Die Institute gehen davon, dass die Leitzinsen bis zum Sommer noch um 0,5 Prozentpunkte steigen werden. Damit würde der an den Finanzmärkten richtungsweisende Einlagensatz, den Geldhäuser für das Parken überschüssiger Gelder von der Notenbank erhalten, auf 3,5 Prozent steigen. Das entspricht auch den aktuellen Erwartungen der Investoren am Geldmarkt zum Zinsgipfel, der den Kursen zufolge im September erreicht werden sollte.

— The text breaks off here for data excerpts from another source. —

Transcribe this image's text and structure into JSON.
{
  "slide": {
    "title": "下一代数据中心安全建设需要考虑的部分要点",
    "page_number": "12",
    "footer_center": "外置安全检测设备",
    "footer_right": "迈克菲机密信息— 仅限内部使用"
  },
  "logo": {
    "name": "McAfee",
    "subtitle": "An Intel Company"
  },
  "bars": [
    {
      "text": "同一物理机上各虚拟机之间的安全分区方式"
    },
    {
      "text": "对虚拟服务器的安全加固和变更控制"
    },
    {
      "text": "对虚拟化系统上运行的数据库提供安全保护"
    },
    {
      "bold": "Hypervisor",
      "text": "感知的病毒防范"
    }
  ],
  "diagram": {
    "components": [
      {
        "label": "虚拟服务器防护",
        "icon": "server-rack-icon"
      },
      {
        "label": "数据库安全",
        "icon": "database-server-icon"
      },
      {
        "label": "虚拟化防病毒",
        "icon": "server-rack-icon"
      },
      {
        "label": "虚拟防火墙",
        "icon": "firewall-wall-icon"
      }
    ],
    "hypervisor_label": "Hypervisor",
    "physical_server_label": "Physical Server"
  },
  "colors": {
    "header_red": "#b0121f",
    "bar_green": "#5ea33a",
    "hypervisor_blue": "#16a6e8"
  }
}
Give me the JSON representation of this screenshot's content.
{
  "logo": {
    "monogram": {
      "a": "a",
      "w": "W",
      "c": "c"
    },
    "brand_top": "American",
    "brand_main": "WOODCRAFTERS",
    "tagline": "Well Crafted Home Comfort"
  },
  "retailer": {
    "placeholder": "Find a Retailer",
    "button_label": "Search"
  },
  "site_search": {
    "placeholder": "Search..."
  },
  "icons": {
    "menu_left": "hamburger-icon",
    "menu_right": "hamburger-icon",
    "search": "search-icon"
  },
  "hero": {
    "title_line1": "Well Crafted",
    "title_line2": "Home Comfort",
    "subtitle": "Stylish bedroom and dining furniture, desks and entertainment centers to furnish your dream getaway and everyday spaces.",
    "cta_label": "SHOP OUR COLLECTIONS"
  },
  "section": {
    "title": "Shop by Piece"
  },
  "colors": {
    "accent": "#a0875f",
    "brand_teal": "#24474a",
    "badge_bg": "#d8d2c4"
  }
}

Der eigentliche Leitzins, also der Zinssatz der EZB für die sogenannten Hauptrefinanzierungsgeschäfte, würde den Instituten zufolge auf 4,0 Prozent steigen.
"In unserer Prognose haben wir jetzt noch zwei weitere Zinsschritte in diesem Jahr drin. Aber es ist nicht ganz klar, ob das dann ausreicht, um die Inflation wieder runterzubringen", erläuterte Wollmershäuser. Es könne möglich sein, dass "der eine oder andere Zinsschritt" noch folgen werde.
Erst ab dem Sommer 2024 dürften die Leitzinsen dann laut der Prognose der Institute angesichts einer nachhaltig sinkenden Kerninflationsrate und erwarteter zukünftiger Inflationsraten nahe dem Zielniveau der EZB wieder leicht sinken.
Im Kampf gegen die ausufernde Inflation hat die EZB ihren geldpolitischen Schlüsselsatz seit der Zinswende im Juli 2022 bereits sechs Mal in Folge angehoben - zuletzt Mitte März um 0,50 Prozentpunkte. Die Gesamtinflation im Euro-Raum war zwar im März auf 6,9 Prozent gesunken von 8,5 Prozent im Februar.
Die Teuerung lag damit aber immer noch mehr als drei Mal so hoch wie das Zwei-Prozent-Ziel der Währungshüter. Die Kernrate - bei der unter anderem die schwankungsanfälligen Energie- und Lebensmittelpreise nicht miteinbezogen werden - war sogar auf 5,7 Prozent angestiegen. Das bereitet den Währungshütern Sorgen. Denn dies könnte anzeigen, dass die hohe Inflation womöglich länger anhält als bisher gedacht. (apa)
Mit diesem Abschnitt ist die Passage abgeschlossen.